Carol put on her most innocent face. "I don't know what you mean, Mr. Bedell."
"Oh, yes you do!" he reprimanded. "Showing off your legs-letting him see-" He didn't say the word, he simply indicated her breasts with a bob of his head. "Don't be surprised if Mr. Palmer fires you."
Carol made no reply.
Shortly before five o'clock, Floyd emerged from his office and halted beside Carol's desk. He shifted uneasily for a moment, coughed and said, "I hope you have nothing planned for this evening, Miss Francis. I have some very important letters to get out. I'd like you to stay and work on them with me."
Carol agreed to stay. At six-thirty, when the office was cleared of everyone except Floyd and herself, he said to her, "I'm afraid we're going to have to work a lot later than I figured. So maybe we'd better knock off for an hour or so and have some dinner."
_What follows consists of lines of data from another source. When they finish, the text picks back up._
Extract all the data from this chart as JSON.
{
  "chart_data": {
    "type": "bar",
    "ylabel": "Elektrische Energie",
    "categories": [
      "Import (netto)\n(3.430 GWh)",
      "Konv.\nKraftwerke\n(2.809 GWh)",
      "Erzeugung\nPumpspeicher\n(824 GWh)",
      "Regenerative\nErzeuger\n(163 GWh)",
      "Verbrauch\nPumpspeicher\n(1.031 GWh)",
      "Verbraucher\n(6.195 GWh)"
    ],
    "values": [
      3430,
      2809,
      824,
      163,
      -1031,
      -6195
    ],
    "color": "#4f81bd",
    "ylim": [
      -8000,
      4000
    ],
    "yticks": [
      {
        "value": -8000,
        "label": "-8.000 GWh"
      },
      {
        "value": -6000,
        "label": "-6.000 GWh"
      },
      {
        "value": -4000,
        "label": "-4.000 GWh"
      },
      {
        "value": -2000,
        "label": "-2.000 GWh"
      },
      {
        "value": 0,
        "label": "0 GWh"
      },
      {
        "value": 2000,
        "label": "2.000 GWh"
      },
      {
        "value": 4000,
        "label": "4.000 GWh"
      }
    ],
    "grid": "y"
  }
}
During the dinner Floyd said, "I've got a confession to make, Miss Francis," his speech just a little garbled. "I didn't really object to you giving the old boy a free show this afternoon. Probably gave him a rise-I know that it gave me one."
She pretended that she hadn't heard him and that she was unaware of his arm around her-until she felt his fingers start to slide down toward her breasts-and his free hand rest on her thigh and push up under her skirt. Then she tried to push him away. But he persisted.
"I got another confession to make," he went on. "I never went for any of the other girls in the department. But you-I've had my eye on you ever since you first came to work for the company. But I never thought I'd ever have the courage to even ask you out."
His left hand was almost down inside her neckline; his right dangerously close to the lace border of her abbreviated panties.
"Please, Mr. Bedell-stop it!"
He began to breathe heavily, pushing against her hands that were blocking his further progress. "You don't understand-a man in my position-I can do an awful lot for you. I can give you all the time off you want ... maybe get you a nice fat raise ... see that you don't have to work too hard."
"Please-take your hands away," Carol begged him.
"Look, I'm not asking much, I only want you to be nice to me," he said, passionately. "I even called my mother. I told her I might have to work all night. I figured maybe you and I could go to a motel ... maybe even to your place...."
"What about all those letters we have to get out?"
His hand eluded hers and brushed over her flimsy panties. "That was just an excuse. You knew that, it was an excuse. I guess I just didn't have the nerve to come right out and ask you to have dinner with me."
She felt his fingers worming their way up beneath the tight leg-opening of her panties. She clenched her legs together, tightly, then pushed him away, so that she could slide out of the booth and stand up.
He frowned disappointedly. "What's the matter?"
"I'm sorry," she said flatly. "But I'm afraid you just aren't my type."
His anger flared and his frown turned into a glare, his mouth ugly. "Okay-okay-but you're gonna be sorry ... and I really mean sorry!"
Carol made no reply. She simply turned on her spike heels and walked away and left him sitting there, stewing in his fury.